The reason this is fresh in my mind is because on a recent run with our boys in blue I was told "We're not arresting him, it's too much paper work and too expensive for the department to hold him until he sobers up."
I stood up and cocked my head aside.
I responded that our paperwork is just as burdensome and the cost was exponentially more to the same city for what he was requesting.
Drunk is not an emergency, nor is it necessarily an arrestable offense, so what do we do? If a person is unable to refuse transport (meaning unable to sign, not that they don't need an ambulance, which they don't) we're trapped in a way. We HAVE to take them and the ER HAS to accept them, meaning the actaul patient we bring in later has no room and has to be diverted. This is not an argument to have on scene. When on a run THAT patient is your concern, not the next one. Let me worry about the next one.
This is an opportunity for a third service to step in and handle intoxicated individuals. We do have "sobering centers" although I'd reclassify them as ambulance drop-in and pick-up zones with a 2 hour waiting period. We take people there in an ALS ambulance, then when they awake and vomit, the center calls us back code 3 for the "unconscious."
Public intoxication is more common in my area than sudden cardiac arrest, yet there is no tool in my kit or on my radio to help. The van service for shelter and detox requires a person to be ambulatory and climb in the van unassisted. Most folks that meet that metric wander away when they hear us coming.
So why not let them sleep it off in the holding cell at the local PD? I'm sure there's a person there to monitor them and it is remarkably less expensive than an ALS transport and hospitalization.
But that's not where they belong. That is not the right place for them.
But the hospital is the more inappropriate place for them. Why not check them out in the field, clear them of life threats (which the triage nurse will do from 100 yards) and let them sleep it off somewhere less expensive than an ER?
Motorcop? Trauma Pig?
Turfing them to me is easy for you, but not for us, nor for the citizen.
Fodder for a Crossover indeed!
Comments
We've been trying like hell to get that PD policy changed and it's getting there but we still have a ways to go.
Another part of this is that I , like you, find it amazing that people call 911 for an intoxicated person. Most of them, by far, don't need a hospital. And the few who do? Seems like people don't call for those.
It's a mess.
So, what happens? We get called. Unlike you, our bypass works both ways. The only question the cops are asked (by their dispatchers) is if the patient is conscious and breathing. Which is about all we expect and often more than we get from our own call takers.
Our only saving grace is that we send a much less expensive to operate BLS ambulance most of the time.
i miss "get out of my beat or i'll thump your skull."
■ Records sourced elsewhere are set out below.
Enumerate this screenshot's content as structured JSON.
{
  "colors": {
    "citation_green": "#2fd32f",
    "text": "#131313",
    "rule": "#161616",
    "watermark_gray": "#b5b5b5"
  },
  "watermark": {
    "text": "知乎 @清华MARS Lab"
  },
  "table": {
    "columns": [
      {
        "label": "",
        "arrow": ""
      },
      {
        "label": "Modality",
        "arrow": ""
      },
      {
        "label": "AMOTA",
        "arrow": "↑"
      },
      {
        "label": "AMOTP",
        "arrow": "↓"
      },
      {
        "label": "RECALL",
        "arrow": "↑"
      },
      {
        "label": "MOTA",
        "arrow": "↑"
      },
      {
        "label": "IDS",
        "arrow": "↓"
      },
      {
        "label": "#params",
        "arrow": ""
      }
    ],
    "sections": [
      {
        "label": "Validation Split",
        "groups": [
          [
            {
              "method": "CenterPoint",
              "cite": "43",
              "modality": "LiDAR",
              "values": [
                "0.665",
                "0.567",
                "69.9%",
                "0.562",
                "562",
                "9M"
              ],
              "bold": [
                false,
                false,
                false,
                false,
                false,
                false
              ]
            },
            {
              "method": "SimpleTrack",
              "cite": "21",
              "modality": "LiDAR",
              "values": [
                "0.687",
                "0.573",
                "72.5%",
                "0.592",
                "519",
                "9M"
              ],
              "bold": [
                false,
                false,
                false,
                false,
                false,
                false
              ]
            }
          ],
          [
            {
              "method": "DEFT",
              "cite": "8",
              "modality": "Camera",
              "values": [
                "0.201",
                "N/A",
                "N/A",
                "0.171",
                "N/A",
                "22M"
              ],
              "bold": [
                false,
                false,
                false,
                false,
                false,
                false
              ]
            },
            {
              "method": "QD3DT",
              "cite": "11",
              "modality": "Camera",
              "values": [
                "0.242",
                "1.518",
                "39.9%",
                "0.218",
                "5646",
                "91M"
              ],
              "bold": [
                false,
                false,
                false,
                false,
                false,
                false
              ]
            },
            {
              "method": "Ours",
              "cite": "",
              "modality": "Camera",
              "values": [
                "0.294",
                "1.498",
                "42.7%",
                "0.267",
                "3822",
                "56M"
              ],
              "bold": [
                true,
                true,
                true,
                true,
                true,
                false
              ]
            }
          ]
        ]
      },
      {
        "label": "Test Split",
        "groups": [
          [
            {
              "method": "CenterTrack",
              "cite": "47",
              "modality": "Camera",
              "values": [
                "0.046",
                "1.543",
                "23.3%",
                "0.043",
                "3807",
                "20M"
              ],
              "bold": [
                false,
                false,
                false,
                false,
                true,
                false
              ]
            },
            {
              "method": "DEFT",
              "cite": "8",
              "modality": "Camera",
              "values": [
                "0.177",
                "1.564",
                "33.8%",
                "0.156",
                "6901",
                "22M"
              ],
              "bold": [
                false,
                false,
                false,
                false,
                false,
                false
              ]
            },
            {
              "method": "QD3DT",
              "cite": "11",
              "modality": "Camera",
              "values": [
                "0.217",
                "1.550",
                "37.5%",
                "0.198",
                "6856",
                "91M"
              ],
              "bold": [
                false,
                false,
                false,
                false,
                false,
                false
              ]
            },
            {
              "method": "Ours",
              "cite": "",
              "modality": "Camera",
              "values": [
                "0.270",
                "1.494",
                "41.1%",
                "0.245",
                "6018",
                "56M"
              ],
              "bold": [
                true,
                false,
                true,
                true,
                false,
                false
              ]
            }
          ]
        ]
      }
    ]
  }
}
Usually drunks are triaged by whomever arrives first in three categories:
1. walking and "alert": PD or cab to his flat
2. requires help walking: PD or Hospital, depending on how swamped is either, and how cooperative is the patient (and the medic or cop)
3. different levels of unconsciousness: Hospital
All drunks get a normal assessment so there won't be bad surprises.
Fortunately we don't need a physician for treat and release, although in difficult cases the emergency physician or primary care physician will be called to the scene for further assessment(or to turf responsibility).
A physician is also called in cases that have court potential, because to claim doctors confidentiality a doctor has to have been on scene.
Formally PD runs through the same questionaire at dispatch as does EMS with the police. In favor of good relations this requirement is often relaxed an when a crew request police backup or a cop an ambulance with lights and sirens they usually get it.